A vulnerability within twopopular WordPress plugins is already being exploited by hackers, putting millions of WordPress sites at risk, according to security firm Sukuri. The JetPack plugin (reported to have over 1 million active installs) and the TwentyFifteen theme (installed by default) were found to be vulnerable. Both the plugin and theme are default installs in millions of WordPress installs. According to David Dede, a malware researcher with Sucuri, the main issue here is the genericons package, so any plugin that makes use of this package is potentially vulnerable if it includes the example.html file that comes with the package.

The XSS vulnerability is very simple to exploit and happens at the Document Object Model (DOM) level, said Dede. DOM-Based XSS is an XSS attack wherein the attack payload is executed as a result of modifying the Document Object Model (DOM) "environment" in the victim?s browser used by the original client side script, so that the client side code runs in an "unexpected" manner. That is, the page itself (the HTTP response that is) does not change, but the client side code contained in the page executes differently due to the malicious modifications that have occurred in the DOM environment.

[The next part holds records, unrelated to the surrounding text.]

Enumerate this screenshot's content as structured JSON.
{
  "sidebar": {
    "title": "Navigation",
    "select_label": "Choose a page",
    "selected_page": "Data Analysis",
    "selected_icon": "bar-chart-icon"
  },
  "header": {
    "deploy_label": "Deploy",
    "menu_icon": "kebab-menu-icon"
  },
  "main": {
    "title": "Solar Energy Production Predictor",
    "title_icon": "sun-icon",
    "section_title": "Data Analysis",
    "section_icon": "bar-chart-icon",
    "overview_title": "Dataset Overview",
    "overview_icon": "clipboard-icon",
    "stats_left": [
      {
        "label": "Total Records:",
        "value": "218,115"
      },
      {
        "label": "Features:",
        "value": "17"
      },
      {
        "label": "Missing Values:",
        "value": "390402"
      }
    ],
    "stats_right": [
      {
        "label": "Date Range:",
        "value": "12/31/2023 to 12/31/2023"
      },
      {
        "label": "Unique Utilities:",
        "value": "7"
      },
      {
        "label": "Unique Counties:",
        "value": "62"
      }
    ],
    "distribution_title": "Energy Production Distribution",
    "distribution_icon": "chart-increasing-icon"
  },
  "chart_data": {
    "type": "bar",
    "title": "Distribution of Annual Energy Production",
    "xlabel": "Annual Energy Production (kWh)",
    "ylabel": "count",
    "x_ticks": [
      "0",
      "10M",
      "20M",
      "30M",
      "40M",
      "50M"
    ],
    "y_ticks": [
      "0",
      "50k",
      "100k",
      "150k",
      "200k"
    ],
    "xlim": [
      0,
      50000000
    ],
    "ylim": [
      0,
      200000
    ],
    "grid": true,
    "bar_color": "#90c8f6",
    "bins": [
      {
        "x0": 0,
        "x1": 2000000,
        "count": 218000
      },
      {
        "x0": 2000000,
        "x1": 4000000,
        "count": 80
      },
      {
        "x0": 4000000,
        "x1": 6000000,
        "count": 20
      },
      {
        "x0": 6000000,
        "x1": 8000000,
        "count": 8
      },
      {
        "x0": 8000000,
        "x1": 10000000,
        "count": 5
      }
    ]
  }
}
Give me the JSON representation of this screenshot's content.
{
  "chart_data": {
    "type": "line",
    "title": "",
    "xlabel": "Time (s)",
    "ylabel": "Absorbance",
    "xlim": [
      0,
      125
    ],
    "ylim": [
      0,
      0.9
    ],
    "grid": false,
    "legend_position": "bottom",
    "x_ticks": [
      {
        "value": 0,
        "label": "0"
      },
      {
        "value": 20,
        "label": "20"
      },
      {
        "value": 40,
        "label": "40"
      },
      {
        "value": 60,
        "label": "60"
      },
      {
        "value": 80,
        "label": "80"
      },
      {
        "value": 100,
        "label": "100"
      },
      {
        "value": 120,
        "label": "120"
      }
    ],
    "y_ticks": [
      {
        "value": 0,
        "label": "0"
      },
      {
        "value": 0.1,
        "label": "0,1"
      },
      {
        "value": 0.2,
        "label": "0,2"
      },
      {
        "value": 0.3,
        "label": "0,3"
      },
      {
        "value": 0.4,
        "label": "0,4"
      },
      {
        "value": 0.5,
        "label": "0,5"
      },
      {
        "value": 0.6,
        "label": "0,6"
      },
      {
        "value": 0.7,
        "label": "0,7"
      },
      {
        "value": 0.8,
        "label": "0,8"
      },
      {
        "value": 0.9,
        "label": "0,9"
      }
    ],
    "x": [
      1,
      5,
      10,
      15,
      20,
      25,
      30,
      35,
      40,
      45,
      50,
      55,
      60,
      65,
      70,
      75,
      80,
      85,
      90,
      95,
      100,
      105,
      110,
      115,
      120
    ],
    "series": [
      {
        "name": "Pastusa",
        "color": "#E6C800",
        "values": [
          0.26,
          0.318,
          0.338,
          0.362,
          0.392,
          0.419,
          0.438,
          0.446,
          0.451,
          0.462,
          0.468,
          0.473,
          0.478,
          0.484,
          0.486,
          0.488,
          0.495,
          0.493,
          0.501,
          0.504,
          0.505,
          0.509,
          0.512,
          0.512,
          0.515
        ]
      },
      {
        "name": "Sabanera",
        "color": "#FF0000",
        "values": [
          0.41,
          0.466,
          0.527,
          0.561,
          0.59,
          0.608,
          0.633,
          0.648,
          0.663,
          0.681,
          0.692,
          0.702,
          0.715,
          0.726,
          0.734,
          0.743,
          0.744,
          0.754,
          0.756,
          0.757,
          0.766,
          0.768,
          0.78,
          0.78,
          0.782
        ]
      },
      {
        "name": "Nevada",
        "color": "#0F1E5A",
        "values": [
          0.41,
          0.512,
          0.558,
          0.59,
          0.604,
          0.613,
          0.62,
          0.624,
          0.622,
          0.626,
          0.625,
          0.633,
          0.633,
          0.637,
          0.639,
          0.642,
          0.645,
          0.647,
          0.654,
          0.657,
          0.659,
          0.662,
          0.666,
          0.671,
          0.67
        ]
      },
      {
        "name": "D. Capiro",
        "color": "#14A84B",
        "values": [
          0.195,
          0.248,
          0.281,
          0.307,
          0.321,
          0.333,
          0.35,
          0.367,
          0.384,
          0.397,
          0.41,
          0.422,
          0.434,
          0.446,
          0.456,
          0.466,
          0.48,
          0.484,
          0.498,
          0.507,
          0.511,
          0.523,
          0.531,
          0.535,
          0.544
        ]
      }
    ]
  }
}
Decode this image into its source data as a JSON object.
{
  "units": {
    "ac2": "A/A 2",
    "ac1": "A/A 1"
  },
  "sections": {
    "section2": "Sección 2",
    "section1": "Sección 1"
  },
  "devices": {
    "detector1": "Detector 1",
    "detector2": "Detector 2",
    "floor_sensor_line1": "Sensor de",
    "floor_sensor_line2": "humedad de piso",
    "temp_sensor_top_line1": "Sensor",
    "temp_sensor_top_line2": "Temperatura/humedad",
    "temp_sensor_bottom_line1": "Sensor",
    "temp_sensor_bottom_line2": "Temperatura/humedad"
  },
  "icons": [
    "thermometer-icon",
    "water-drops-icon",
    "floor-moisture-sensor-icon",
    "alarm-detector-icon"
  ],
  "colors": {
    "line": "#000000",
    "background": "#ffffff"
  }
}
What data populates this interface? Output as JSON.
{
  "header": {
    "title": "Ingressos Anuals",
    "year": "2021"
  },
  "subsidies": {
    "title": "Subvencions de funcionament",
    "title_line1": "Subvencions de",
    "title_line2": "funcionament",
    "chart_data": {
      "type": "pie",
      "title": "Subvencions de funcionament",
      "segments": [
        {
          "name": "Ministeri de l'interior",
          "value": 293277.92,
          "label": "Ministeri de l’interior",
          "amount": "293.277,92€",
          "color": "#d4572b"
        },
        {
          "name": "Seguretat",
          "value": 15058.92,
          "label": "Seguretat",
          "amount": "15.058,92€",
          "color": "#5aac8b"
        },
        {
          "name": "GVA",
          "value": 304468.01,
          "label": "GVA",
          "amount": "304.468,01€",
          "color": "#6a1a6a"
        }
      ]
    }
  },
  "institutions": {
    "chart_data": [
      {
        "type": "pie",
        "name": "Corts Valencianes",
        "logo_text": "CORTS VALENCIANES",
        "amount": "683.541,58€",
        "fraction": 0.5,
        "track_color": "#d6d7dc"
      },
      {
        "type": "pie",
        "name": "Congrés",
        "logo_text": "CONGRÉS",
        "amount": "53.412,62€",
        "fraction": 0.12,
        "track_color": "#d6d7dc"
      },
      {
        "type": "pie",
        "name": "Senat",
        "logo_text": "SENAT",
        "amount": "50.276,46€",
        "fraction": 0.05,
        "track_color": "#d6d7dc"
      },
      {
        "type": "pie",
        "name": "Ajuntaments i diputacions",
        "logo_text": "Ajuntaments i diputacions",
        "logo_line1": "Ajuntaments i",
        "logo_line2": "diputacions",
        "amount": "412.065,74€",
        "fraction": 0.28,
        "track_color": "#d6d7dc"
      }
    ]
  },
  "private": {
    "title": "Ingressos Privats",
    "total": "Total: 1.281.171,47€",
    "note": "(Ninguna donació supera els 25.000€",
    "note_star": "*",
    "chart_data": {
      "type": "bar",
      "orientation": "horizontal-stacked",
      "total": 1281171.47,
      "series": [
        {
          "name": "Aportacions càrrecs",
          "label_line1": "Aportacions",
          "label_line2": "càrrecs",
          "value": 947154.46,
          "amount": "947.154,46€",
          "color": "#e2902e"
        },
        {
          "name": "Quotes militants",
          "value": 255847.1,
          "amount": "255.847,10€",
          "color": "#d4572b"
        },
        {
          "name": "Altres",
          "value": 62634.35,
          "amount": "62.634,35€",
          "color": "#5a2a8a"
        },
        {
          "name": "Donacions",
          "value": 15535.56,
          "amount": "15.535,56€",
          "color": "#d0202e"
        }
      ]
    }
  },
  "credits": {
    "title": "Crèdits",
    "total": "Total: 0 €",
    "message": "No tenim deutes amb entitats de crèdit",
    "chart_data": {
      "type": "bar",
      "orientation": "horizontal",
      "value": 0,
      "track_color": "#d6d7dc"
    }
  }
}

That means the XSS payload is never sent to the server side and is executed directly at the browser. That means Web application firewalls can't see it and stop it.

Dede wrote that Sucuri found a way to virtually patch the exploit, but that DOM-based XSS flaws "are very tricky to block."

For a successful attack, a victim would have to be tricked into clicking on a malicious link.

Update: Wordpress develoeprs were fast and responded with a new WordPress version released Thursday that fixes the two critical cross-site scripting (XSS) vulnerabilities.

"All affected themes and plugins hosted on WordPress.org (including the Twenty Fifteen default theme) have been updated today by the WordPress security team to address this issue by removing this nonessential file," the WordPress developers said in the release announcement.

Once installed, WordPress 4.2.2 scans the site's directory for the vulnerable HTML file and removes all instances of it.

In addition, the new version patches a second critical cross-site scripting flaw which, according to the WordPress developers, could let anonymous users compromise a site. It also hardens defenses for a potential XSS issue in the visual editor.